Widow files wrongful death lawsuit against city and Trenton police
The wife of a man who was shot and killed by an off-duty cop two years ago has filed a civil lawsuit against the city and the police department.
Kristi Williams, identified in court documents as the widow of Alfred Toe, filed a wrongful death lawsuit alleging that TPD Officer Sheehan Miles drank alcohol and “possibly” smoked marijuana prior to shooting Toe in the chest on August 27, 2016.
Most of the information contained in the lawsuit aligns with what law enforcement officials previously told the press, except for two key matters: the suit claims that there was no physical contact nor struggle between Toe and Miles prior to the gun discharging, and alleges that Miles was intoxicated at the time of the fatal encounter.
Toe, 34, was shot and killed around 9:50 p.m. that night while attending a post-funeral gathering in the 500 block of Roosevelt Street. The lawsuit says Toe started arguing with someone else at the event and grabbed a gun out of his brother Constantine’s car. Constantine then confronted Alfred, documents state, which sparked a struggle during which time the gun “accidentally” fired, with a bullet striking Constantine’s hand.
The lawsuit says Constantine had the situation under control and had retrieved the weapon from Alfred before Miles, who was also an attendee at the post-funeral gathering, approached them.
According to the deadly force report issued by the county prosecutor’s office, Miles ordered Constantine onto the ground and confiscated the handgun he took from his brother. The officer was then holding both handguns, prosecutors say, when Alfred tried to grab one of the weapons from him. The report says “several witnesses” told law enforcement that Toe ignored commands to stand down, and that Miles actually punched Toe to create distance between the two of them.
However, Alfred continued to disregard verbal commands and “persisted in his attempt to disarm” the cop, according to the prosecutor’s report, which says Miles “felt that he was losing his grip on the loaded firearm and fired one round,” striking Alfred in the chest.
The lawsuit, however, disputes that account and claims Miles shot Alfred while telling him to “stand back” away from his brother, whom was on the ground being arrested.

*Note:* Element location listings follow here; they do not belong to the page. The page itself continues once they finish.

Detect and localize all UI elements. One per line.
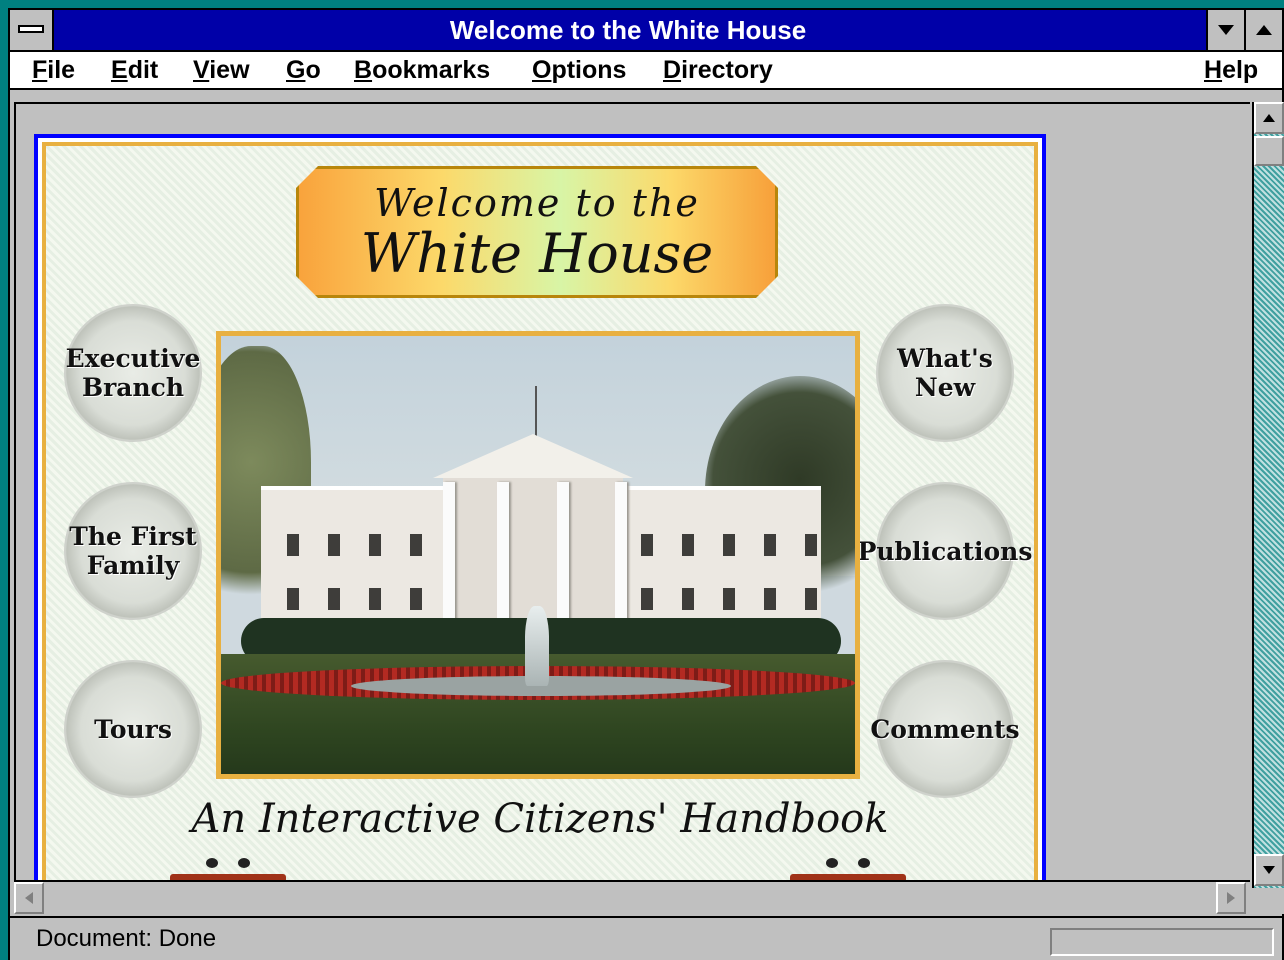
menu-label: ptions — [551, 56, 627, 84]
menu-label: ookmarks — [372, 56, 491, 84]
menu-directory[interactable]: Directory — [663, 52, 773, 88]
maximize-icon — [1256, 25, 1272, 35]
photo-windows — [287, 588, 463, 610]
system-menu-button[interactable] — [10, 10, 54, 50]
menu-label: elp — [1222, 56, 1259, 84]
link-tours[interactable]: Tours — [64, 660, 202, 798]
arrow-down-icon — [1263, 866, 1275, 874]
page-frame: Welcome to the White House Executive Bra… — [42, 142, 1038, 880]
photo-fountain — [525, 606, 549, 686]
minimize-button[interactable] — [1206, 10, 1244, 50]
seal-label: The First Family — [69, 522, 196, 580]
maximize-button[interactable] — [1244, 10, 1282, 50]
menu-accel: G — [286, 56, 306, 84]
photo-flagpole — [535, 386, 537, 436]
photo-column — [497, 482, 509, 626]
menu-bookmarks[interactable]: Bookmarks — [354, 52, 490, 88]
menu-accel: E — [111, 56, 128, 84]
system-menu-icon — [18, 25, 44, 33]
photo-windows — [641, 588, 817, 610]
arrow-up-icon — [1263, 114, 1275, 122]
menu-label: irectory — [681, 56, 773, 84]
photo-column — [557, 482, 569, 626]
photo-windows — [641, 534, 817, 556]
seal-label-line: The First — [69, 522, 197, 551]
menu-accel: B — [354, 56, 373, 84]
link-publications[interactable]: Publications — [858, 482, 1032, 620]
horizontal-scrollbar[interactable] — [14, 880, 1250, 914]
handbook-subtitle: An Interactive Citizens' Handbook — [191, 796, 889, 842]
seal-label-line: Branch — [81, 373, 185, 402]
arrow-right-icon — [1227, 892, 1235, 904]
status-text: Document: Done — [36, 925, 217, 952]
menu-accel: D — [663, 56, 682, 84]
link-comments[interactable]: Comments — [870, 660, 1020, 798]
menu-label: o — [305, 56, 321, 84]
seal-label-line: New — [914, 373, 976, 402]
document-view[interactable]: Welcome to the White House Executive Bra… — [14, 102, 1250, 880]
vertical-scrollbar[interactable] — [1252, 102, 1284, 888]
banner-line1: Welcome to the — [374, 181, 700, 225]
image-map: Welcome to the White House Executive Bra… — [34, 134, 1046, 880]
menu-file[interactable]: File — [32, 52, 75, 88]
menu-help[interactable]: Help — [1204, 52, 1258, 88]
link-executive-branch[interactable]: Executive Branch — [64, 304, 202, 442]
window-title: Welcome to the White House — [449, 15, 807, 45]
status-bar: Document: Done — [10, 916, 1282, 960]
menu-accel: H — [1204, 56, 1223, 84]
seal-label-line: Family — [86, 551, 180, 580]
seal-label: Publications — [857, 536, 1033, 566]
menu-label: dit — [127, 56, 159, 84]
white-house-photo — [216, 331, 860, 779]
arrow-left-icon — [25, 892, 33, 904]
scroll-up-button[interactable] — [1254, 102, 1284, 134]
menu-accel: O — [532, 56, 552, 84]
seal-label-line: What's — [897, 344, 993, 373]
menu-bar: File Edit View Go Bookmarks Options Dire… — [10, 52, 1282, 90]
photo-pediment — [433, 434, 633, 478]
photo-windows — [287, 534, 463, 556]
scroll-down-button[interactable] — [1254, 854, 1284, 886]
link-whats-new[interactable]: What's New — [876, 304, 1014, 442]
scroll-thumb[interactable] — [1254, 136, 1284, 166]
menu-edit[interactable]: Edit — [111, 52, 158, 88]
seal-label: Tours — [94, 714, 172, 744]
scroll-left-button[interactable] — [14, 882, 44, 914]
scrollbar-corner — [1252, 888, 1284, 914]
menu-options[interactable]: Options — [532, 52, 626, 88]
photo-column — [443, 482, 455, 626]
banner-line2: White House — [360, 222, 714, 285]
title-bar: Welcome to the White House — [10, 10, 1282, 52]
minimize-icon — [1218, 25, 1234, 35]
seal-label: Executive Branch — [66, 344, 201, 402]
seal-label-line: Executive — [65, 344, 201, 373]
menu-accel: F — [32, 56, 48, 84]
microphone-icon — [206, 858, 218, 868]
menu-view[interactable]: View — [193, 52, 250, 88]
link-first-family[interactable]: The First Family — [64, 482, 202, 620]
seal-label: What's New — [897, 344, 993, 402]
microphone-icon — [858, 858, 870, 868]
scroll-right-button[interactable] — [1216, 882, 1246, 914]
welcome-banner: Welcome to the White House — [296, 166, 778, 298]
progress-indicator — [1050, 928, 1274, 956]
photo-column — [615, 482, 627, 626]
menu-go[interactable]: Go — [286, 52, 321, 88]
microphone-icon — [826, 858, 838, 868]
menu-label: ile — [47, 56, 76, 84]
menu-accel: V — [193, 56, 210, 84]
menu-label: iew — [209, 56, 250, 84]
microphone-icon — [238, 858, 250, 868]
seal-label: Comments — [870, 714, 1020, 744]
browser-window: Welcome to the White House File Edit Vie… — [8, 8, 1284, 960]
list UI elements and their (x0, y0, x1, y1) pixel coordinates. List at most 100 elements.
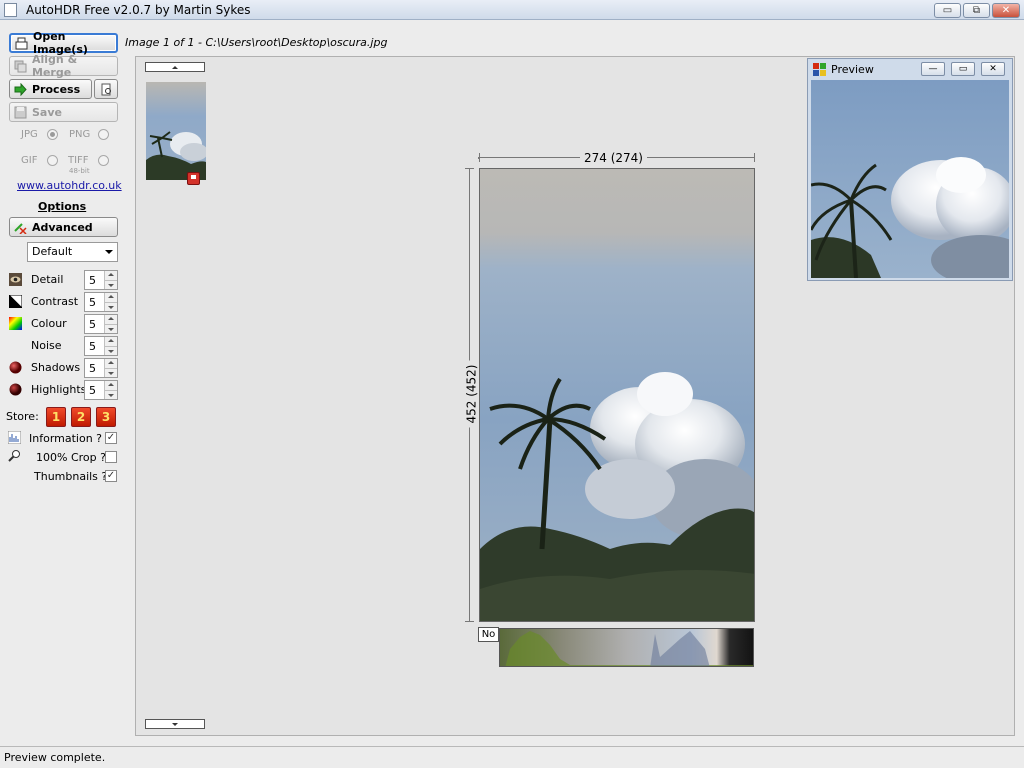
noise-row: Noise 5 (0, 336, 125, 356)
width-dimension-label: 274 (274) (580, 151, 647, 165)
colour-label: Colour (31, 317, 67, 330)
left-panel: Open Image(s) Align & Merge Process Save… (0, 28, 130, 740)
detail-value: 5 (89, 274, 96, 287)
minimize-button[interactable]: ▭ (934, 3, 961, 18)
highlights-spinner[interactable]: 5 (84, 380, 118, 400)
process-button[interactable]: Process (9, 79, 92, 99)
preview-maximize-button[interactable]: ▭ (951, 62, 975, 76)
close-button[interactable]: ✕ (992, 3, 1020, 18)
crop-label: 100% Crop ? (36, 451, 106, 464)
information-label: Information ? (29, 432, 103, 445)
store-slot-2-button[interactable]: 2 (71, 407, 91, 427)
batch-process-button[interactable] (94, 79, 118, 99)
information-checkbox[interactable]: ✓ (105, 432, 117, 444)
contrast-spinner[interactable]: 5 (84, 292, 118, 312)
maximize-button[interactable]: ⧉ (963, 3, 990, 18)
thumbnail-scroll-up-button[interactable] (145, 62, 205, 72)
align-merge-button[interactable]: Align & Merge (9, 53, 118, 79)
crop-checkbox[interactable] (105, 451, 117, 463)
preview-minimize-button[interactable]: — (921, 62, 945, 76)
contrast-label: Contrast (31, 295, 79, 308)
preview-close-button[interactable]: ✕ (981, 62, 1005, 76)
noise-value: 5 (89, 340, 96, 353)
colour-row: Colour 5 (0, 314, 125, 334)
detail-label: Detail (31, 273, 64, 286)
preset-value: Default (32, 245, 73, 258)
spin-up-icon[interactable] (104, 359, 117, 368)
contrast-value: 5 (89, 296, 96, 309)
save-label: Save (32, 105, 62, 119)
window-title: AutoHDR Free v2.0.7 by Martin Sykes (26, 3, 251, 17)
store-slot-3-button[interactable]: 3 (96, 407, 116, 427)
website-link[interactable]: www.autohdr.co.uk (17, 179, 122, 192)
spin-up-icon[interactable] (104, 315, 117, 324)
histogram-icon (7, 430, 22, 445)
spin-down-icon[interactable] (104, 368, 117, 377)
colour-spinner[interactable]: 5 (84, 314, 118, 334)
spin-down-icon[interactable] (104, 302, 117, 311)
store-slot-1-button[interactable]: 1 (46, 407, 66, 427)
eye-icon (9, 273, 22, 286)
preview-image (811, 80, 1009, 278)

“Miles did not even finish the phrase when his weapon discharged and he shot Alfred Toe,” the lawsuit alleges. “There was no struggle between Miles and Alfred Toe.”
The suit says Toe was at least five feet away from Miles when he was shot in the chest, and that law enforcement conspired to cover up what truly happened that night by not testing the cop for alcohol and marijuana.
The county prosecutor’s office officially concluded that Miles was legally justified in using deadly force, as “he was acting to protect himself and others from imminent danger of death or serious bodily harm.”
The report says that conclusion is based on statements from officers and witnesses, radio transmissions, body camera footage, photographs and physical evidence gathered at the scene.
The Attorney General’s Office reviewed the prosecutor’s investigation and agreed with the conclusion of justified deadly force, therefore the case was never presented to a grand jury.
Miles has since returned to the streets.
TPD and the prosecutor’s office declined to comment on pending litigation.
Toe’s widow is being represented by attorney Patrick Whalen.